İki gündür, etnikçiliği yetmedi, Alevîliği de Türkiye''nin dışına itmek isteyen İskilipli İsmail Beşikçi''nin "Kürtler"i tamamen Türkiye''den koparıp ayrı bir devlet kurmaları gerektiğini söylediğini yazdık. Akla ziyan. Bu kişiye birileri ödül yağdırıyor. Ödül yağdıranlara bak, adamın kim olduğunu söyleyeyim!
Et ve tırnak deriz ya... Hakikaten öyle. Kürt-Türk diye bir ayırıma gitmek hiçbir surette mümkün değildir.
"Sorun" hiç kullanmadığım "katil" kelime. Bazı kelimeler doğru üretilse bile, mevcudu yok ediyor. Kimilerinin dillerine doladıkları kelimenin birliğimize nasıl zarar vereceğini hiç mi düşünmüyorlar. "Sorun"un sınırı yok!
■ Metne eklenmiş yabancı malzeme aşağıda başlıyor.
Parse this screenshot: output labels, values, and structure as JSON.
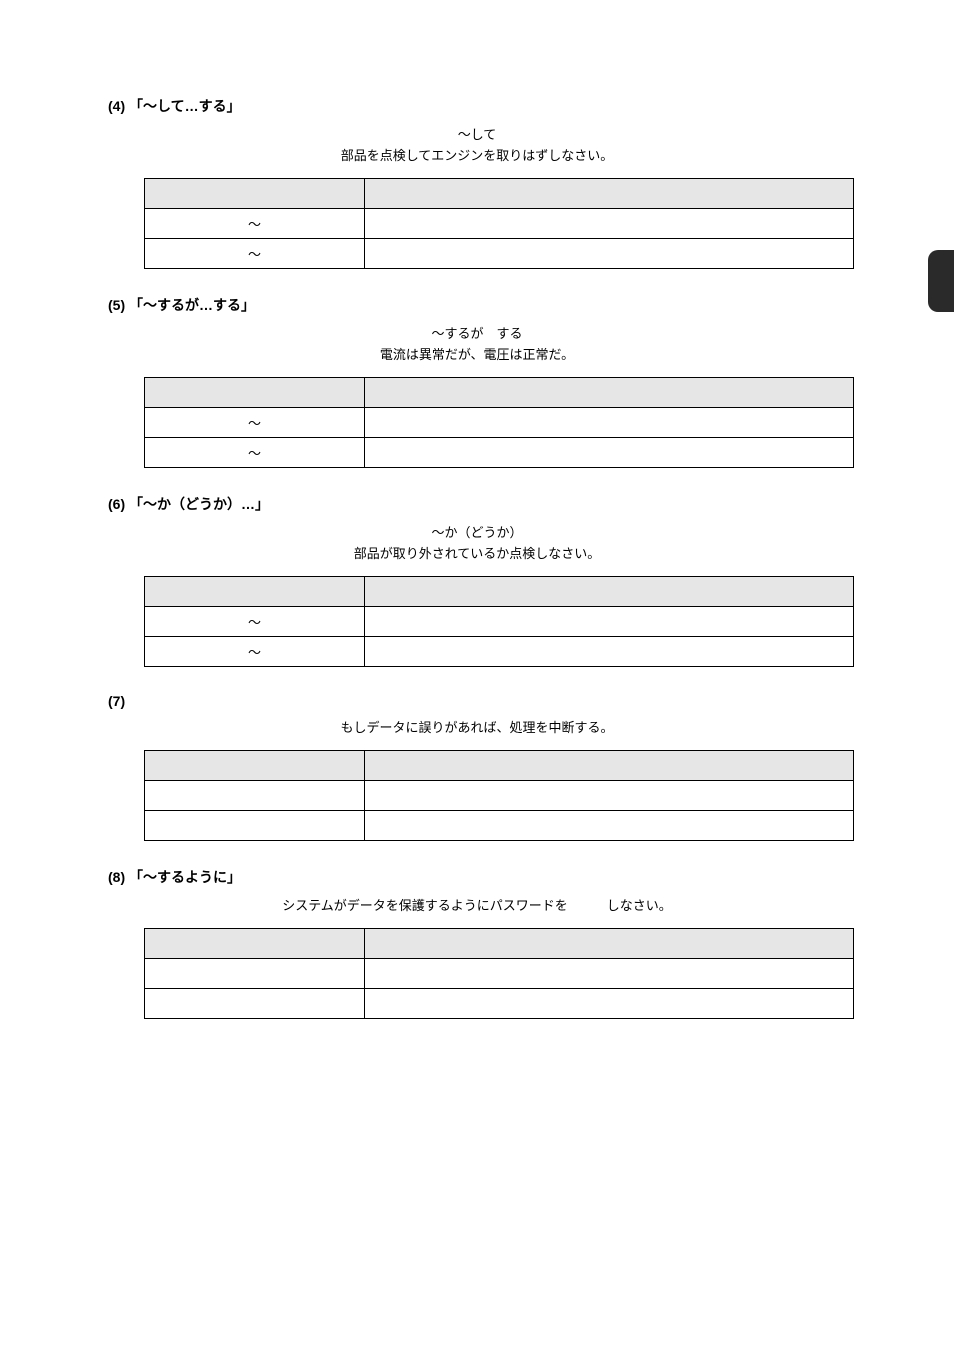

Mehmet Metiner''i ekranlardan, gazete yazılarından, politika kulvarından tanıyorsunuz. Bir zamanlar ayrışmak isteyenler içinde yer aldı. Parti başkan yardımcılığı bile yaptı. Arada onun sözlerini buraya veririm. Şu satırlar dünkü yazısından:
"Kürtler tıpkı başka etnik topluluklar gibi homojen değildirler. Dolayısıyla farklı siyasal, dinsel ve ideolojik amaçları ve talepleri olan Kürtler kendi aralarında da çatışma halindedirler. Kürtleri tek bir çatı altında topladığınızda onları bütünleştirmiş olmuyorsunuz aslında. Bu kez Kürtlerin kendi aralarındaki farklı talep odaklı çatışmalarını da kaçınılmaz hale getirmiş oluyorsunuz. Her şey etnik talepten ibaret olsa herhangi bir etnik topluluğun sorunlarını çözmek nispeten daha kolay. Öyle olmuş olsaydı bugün Kürtlerarası iktidar kavgaları karşımıza çıkmazdı. Bu bağlamda Kürtlerin başkalarıyla kavgaları mevzubahis olunca yek vücûd hareket ettiklerini söylemek de doğru değil. Sözgelimi Barzani yönetimine karşı gerektiğinde Bağdat hükümetini destekleyen PKK''nın tavrı buna çarpıcı bir örnek oluşturur. Hakeza Suriye''nin kuzeyinde PKK''nın diğer Kürtler üzerinde kendi iktidarları adına oluşturduğu baskı ve zulüm Kürtlükle veya Kürt hassasiyetleriyle izah edilebilir bir durum değildir. Türkiye''de de PKK/HDP canibinin kendisi gibi düşünmeyen, dahası kendisine karşı çıkan Kürtleri ''hain, düşman!'' diye suçlayıp baskılamaya ve yok etmeye yönelmesi, Kürtlükle alakalı olmayan bir ideolojik iktidar mücadelesinin Kürtlükten daha önemli ve öncelikli görüldüğünü göstermektedir. / O yüzden hangi Kürtler sorusu önemlidir. / PKK/HDP bloğunu oluşturan Kürtlerin istekleriyle diğer Kürtlerin istekleri farklıdır." (Mehmet Metiner, "Hangi Kürtler ne istiyor? HDP''nin tutum belgesinde ne var?", Yeni Şafak, 5 Ekim 2021)
Parçalanmaya, birliği bozmaya yönelik sözlerden kaçınılmalı ve hele hele "sorun" diye ortaya çıkılmamalıdır.